Of course, no agricultural shift is without hurdles. Eastern Kenya’s semi-arid climate poses inherent risks, prolonged droughts, invasive pests, and limited access to quality seeds can test even the most resilient systems. The STRAK project tackled these head-on not with top-down mandates, but through adaptive, farmer-centric strategies. Participatory trials allowed communities to experiment with crop varieties suited to local microclimates, while ongoing data collection, powered in part by AI tools from Rabobank’s ACORN program, helped refine practices in real time. Challenges like initial skepticism about forgoing chemical quick-fixes were overcome by demonstration plots, where early adopters showcased bumper harvests to neighbors. “It’s not about convincing; it’s about showing,” explains one VBA. By emphasizing holistic systems over isolated tweaks, the project ensured long-term buy-in, with 80% of participants reporting sustained use of techniques post-training.
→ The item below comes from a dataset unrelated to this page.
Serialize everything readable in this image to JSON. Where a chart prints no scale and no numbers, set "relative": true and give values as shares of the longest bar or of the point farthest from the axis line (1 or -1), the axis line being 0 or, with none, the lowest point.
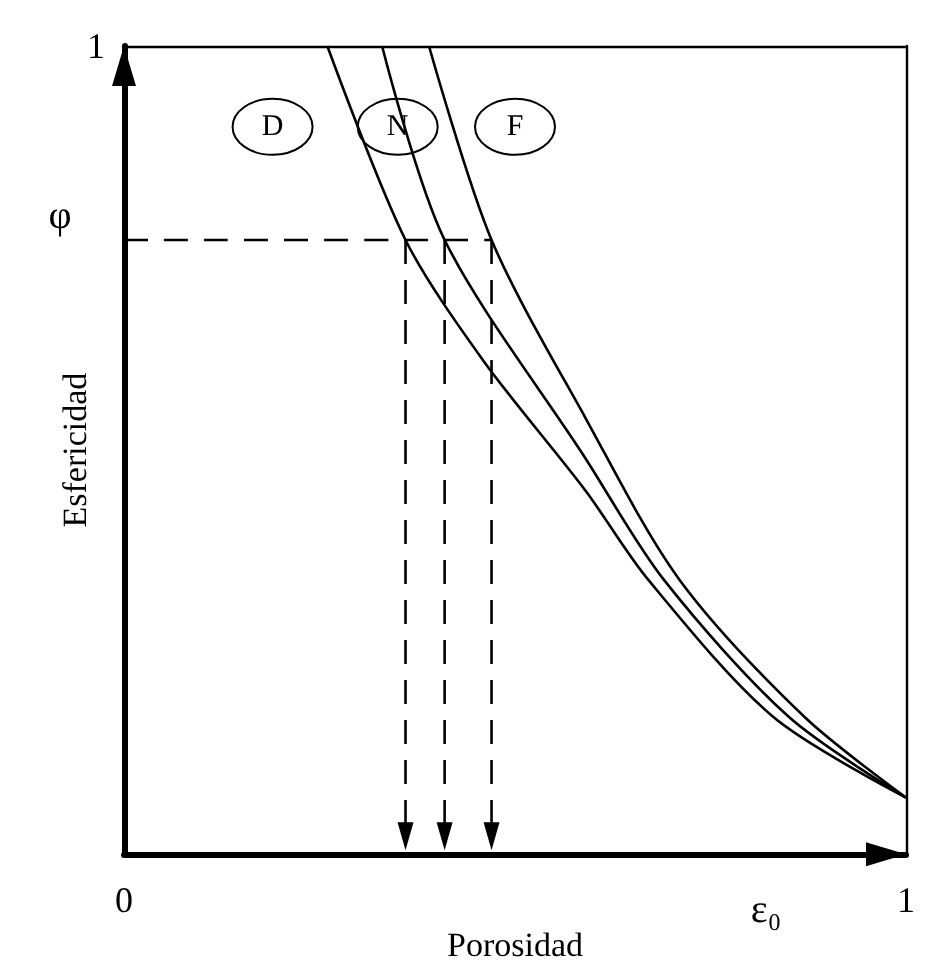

As the STRAK project draws to a close, its legacy extends far beyond Embu and Tharaka Nithi. Farm Africa, marking 40 years of work in eastern Africa, sees this as a springboard for national scaling. Policymakers are taking note, with Kenya’s government exploring regenerative agriculture in its climate adaptation plans. The broader implications are global: in a world racing toward net-zero emissions, initiatives like this demonstrate how small farms, which feed 80% of Africa’s population, can be powerful allies in carbon sequestration and biodiversity restoration. “These results clearly demonstrate that regenerative agriculture is not just an environmental intervention; it is an economic one,” asserts Mary Nyale, Farm Africa’s Country Director in Kenya. Indeed, for farmers like Mwangi and Wanjiku, it’s a lifeline: healthier soils mean healthier families, and thriving fields mean thriving futures.
In the end, regenerative agriculture in eastern Kenya isn’t a panacea, but a promising path forward. It reminds us that the land isn’t a battlefield to conquer, but a partner to nurture. As these farmers continue to till, plant, and prosper, their story offers hope, and a replicable roadmap, for millions more worldwide facing the same arid crossroads. The seeds of change have been sown; now, it’s time for them to flourish.